One of the best things about music is how it constantly changes and evolves, with different types often fusing into something new and different. It’s a process that’s always fueled by creative musicians, who are either consciously trying to be innovators or maybe just struggling to find a niche they can inhabit and make a living. Either way, it often results in a sound that gains momentum with musicians and fans until it becomes a genre all its own.
If you grew up in post-war middle America, especially in the rural areas (as I did) then you would probably have at least a passing familiarity with the music of Bob Wills and his Texas Playboys. Although they were mostly based in the Texas and Oklahoma area, their hit songs often migrated to other parts of rural America, where they found a ready audience. It was a genre that came to be known as Western Swing.
Big band music had been popular for years, but listeners were beginning to turn away from it in search of newer sounds. That created an opportunity for creative artists to find new ways to entertain. One result was the bebop movement in jazz, but for rural audiences it often meant the music of Bob and the boys. It sounds odd to us now, but the group’s combining of country music with big band swing and a touch of blues somehow worked, and audiences loved it.
Bob Wills and his band weren’t necessarily the first — other groups performed similar music in pre-war years, and during the war it was very popular, with regional dance halls sometimes hosting thousands of fans. But Bob and his boys were generally given credit for solidifying and defining the genre, and were by far the best known performers. Hits such as “New Spanish Two Step” and “San Antonio Rose” helped reinforce his title as the King of Western Swing.

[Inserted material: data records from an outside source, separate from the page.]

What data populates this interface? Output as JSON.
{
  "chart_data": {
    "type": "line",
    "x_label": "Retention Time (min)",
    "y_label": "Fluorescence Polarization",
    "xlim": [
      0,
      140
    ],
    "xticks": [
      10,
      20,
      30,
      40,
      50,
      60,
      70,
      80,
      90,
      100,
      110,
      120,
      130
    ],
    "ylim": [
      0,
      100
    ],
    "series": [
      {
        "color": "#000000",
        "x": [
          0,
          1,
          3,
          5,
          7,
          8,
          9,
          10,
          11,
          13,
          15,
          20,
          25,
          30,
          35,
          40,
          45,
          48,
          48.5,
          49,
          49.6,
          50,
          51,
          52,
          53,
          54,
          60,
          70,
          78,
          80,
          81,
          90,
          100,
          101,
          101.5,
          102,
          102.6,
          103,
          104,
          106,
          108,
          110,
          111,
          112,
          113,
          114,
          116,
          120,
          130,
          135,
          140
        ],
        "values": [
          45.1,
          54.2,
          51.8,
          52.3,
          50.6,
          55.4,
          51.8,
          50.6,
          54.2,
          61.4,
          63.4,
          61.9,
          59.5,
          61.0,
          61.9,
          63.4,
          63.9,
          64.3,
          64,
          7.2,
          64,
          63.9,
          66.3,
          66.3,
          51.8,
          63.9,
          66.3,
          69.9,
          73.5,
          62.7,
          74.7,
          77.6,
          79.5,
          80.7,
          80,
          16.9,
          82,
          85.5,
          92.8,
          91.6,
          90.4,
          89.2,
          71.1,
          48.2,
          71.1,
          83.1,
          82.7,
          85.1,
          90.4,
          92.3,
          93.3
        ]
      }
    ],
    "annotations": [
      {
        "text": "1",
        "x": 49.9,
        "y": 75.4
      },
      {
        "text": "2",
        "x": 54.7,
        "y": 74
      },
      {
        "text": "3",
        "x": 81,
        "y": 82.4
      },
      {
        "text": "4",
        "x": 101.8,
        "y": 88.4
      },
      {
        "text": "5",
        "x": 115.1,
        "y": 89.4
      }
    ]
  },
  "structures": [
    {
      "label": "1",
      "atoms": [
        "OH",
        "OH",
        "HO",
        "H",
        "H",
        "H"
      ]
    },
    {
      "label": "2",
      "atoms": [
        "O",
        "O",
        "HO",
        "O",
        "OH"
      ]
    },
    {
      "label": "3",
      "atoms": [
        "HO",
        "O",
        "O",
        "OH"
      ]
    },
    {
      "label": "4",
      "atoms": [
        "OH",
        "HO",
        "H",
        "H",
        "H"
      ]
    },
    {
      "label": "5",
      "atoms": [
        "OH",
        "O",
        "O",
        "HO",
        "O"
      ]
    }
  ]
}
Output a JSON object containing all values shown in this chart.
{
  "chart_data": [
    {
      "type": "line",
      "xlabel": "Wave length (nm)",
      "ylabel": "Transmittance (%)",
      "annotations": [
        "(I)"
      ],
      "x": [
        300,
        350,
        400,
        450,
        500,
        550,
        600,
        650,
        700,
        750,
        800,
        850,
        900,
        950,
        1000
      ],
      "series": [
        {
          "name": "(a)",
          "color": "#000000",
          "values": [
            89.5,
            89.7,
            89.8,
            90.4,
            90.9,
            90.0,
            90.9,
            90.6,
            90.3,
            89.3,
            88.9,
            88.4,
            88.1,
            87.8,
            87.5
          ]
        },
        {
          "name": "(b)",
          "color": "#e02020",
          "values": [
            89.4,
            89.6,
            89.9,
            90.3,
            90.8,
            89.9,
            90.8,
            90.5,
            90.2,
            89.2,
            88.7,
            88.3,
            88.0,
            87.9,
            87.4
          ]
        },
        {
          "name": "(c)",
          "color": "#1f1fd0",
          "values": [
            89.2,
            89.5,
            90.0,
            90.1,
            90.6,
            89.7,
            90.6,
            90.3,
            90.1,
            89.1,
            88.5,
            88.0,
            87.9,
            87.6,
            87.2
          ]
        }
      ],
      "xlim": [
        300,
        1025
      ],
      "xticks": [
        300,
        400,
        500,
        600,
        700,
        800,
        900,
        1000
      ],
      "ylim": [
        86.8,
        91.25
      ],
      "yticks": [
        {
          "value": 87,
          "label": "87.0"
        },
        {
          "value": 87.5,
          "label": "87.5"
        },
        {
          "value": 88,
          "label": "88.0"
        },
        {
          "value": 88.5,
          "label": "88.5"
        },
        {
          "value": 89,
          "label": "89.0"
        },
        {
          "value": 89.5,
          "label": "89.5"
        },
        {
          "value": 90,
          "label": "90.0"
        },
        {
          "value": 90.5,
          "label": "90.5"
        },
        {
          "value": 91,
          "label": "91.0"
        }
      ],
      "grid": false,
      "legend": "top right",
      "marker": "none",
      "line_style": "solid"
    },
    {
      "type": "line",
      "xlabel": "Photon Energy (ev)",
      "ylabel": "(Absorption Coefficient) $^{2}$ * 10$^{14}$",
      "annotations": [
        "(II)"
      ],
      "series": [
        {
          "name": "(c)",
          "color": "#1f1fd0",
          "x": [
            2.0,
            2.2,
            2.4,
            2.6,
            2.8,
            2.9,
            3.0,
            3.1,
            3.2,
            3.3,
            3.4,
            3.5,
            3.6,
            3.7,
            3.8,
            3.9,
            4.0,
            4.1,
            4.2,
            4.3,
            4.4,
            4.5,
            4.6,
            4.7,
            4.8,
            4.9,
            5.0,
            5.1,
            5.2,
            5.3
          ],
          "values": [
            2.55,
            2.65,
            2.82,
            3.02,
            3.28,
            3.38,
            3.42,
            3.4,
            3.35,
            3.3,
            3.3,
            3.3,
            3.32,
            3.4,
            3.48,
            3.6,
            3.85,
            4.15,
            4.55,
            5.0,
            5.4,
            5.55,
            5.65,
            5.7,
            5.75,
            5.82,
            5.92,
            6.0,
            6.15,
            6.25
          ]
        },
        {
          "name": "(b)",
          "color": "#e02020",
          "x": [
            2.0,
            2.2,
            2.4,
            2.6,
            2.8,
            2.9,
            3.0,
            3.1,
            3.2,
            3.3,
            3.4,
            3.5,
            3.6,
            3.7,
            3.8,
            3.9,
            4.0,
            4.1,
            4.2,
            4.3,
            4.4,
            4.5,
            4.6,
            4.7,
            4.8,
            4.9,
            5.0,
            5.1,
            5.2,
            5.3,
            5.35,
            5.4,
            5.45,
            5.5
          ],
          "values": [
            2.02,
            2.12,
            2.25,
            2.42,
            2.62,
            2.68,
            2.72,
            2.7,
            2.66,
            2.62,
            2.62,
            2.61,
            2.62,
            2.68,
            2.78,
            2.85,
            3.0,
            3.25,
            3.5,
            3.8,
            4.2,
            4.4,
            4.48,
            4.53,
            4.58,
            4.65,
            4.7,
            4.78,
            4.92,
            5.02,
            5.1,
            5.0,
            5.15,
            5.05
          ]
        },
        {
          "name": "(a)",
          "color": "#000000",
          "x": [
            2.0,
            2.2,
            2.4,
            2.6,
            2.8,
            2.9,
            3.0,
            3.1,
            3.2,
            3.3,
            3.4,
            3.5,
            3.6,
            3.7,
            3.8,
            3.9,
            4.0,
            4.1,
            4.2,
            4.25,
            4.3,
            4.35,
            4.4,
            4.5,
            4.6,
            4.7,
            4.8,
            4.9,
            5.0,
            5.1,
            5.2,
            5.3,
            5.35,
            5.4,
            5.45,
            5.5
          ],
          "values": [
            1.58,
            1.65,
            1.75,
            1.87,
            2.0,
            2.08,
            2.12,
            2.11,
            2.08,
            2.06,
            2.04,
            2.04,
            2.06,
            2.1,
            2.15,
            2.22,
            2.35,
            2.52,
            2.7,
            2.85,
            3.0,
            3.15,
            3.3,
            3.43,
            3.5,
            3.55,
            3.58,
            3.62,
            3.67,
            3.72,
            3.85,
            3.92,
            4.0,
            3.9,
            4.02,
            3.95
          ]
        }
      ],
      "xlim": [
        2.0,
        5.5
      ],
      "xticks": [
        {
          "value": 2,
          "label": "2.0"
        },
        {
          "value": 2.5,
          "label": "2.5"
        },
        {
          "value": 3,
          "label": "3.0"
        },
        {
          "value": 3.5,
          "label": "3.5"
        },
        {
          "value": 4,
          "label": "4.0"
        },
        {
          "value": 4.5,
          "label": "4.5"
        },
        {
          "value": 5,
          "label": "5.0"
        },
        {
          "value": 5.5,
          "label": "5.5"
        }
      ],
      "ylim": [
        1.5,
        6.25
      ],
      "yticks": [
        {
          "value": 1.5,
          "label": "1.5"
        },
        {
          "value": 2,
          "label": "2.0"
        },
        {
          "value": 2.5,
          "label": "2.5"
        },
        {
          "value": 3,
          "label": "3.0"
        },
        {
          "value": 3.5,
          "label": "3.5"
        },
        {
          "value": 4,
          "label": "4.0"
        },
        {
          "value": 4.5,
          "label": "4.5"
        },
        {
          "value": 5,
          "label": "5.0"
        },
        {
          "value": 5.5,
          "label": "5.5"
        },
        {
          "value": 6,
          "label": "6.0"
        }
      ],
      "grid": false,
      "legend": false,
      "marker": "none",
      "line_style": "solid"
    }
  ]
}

Bob reigned for a lot of years, but had become pretty inactive by the late 1960’s and died in 1975. However, he’s still a legend — especially in Texas. Just ask Merle Haggard and Willie Nelson, who helped keep Western Swing alive for a long time. In recent years though, the biggest star in the genre (in more ways than one) would have to be Ray Benson, the towering leader and consistent force behind an ever-changing group known as Asleep At The Wheel.
Ray and his bunch have enthusiastically embraced Western Swing and made it their favorite style of music, even through countless personnel changes. (By one count, the group – which varies from 8 to 11 members at one time – has gone through over 80 different musicians.)
They’ve also embraced the legacy of Bob Wills, and some of their biggest hits have been covers of his songs. I’d defy anyone to keep from smiling when they experience the sound – and the fun – of Western Swing.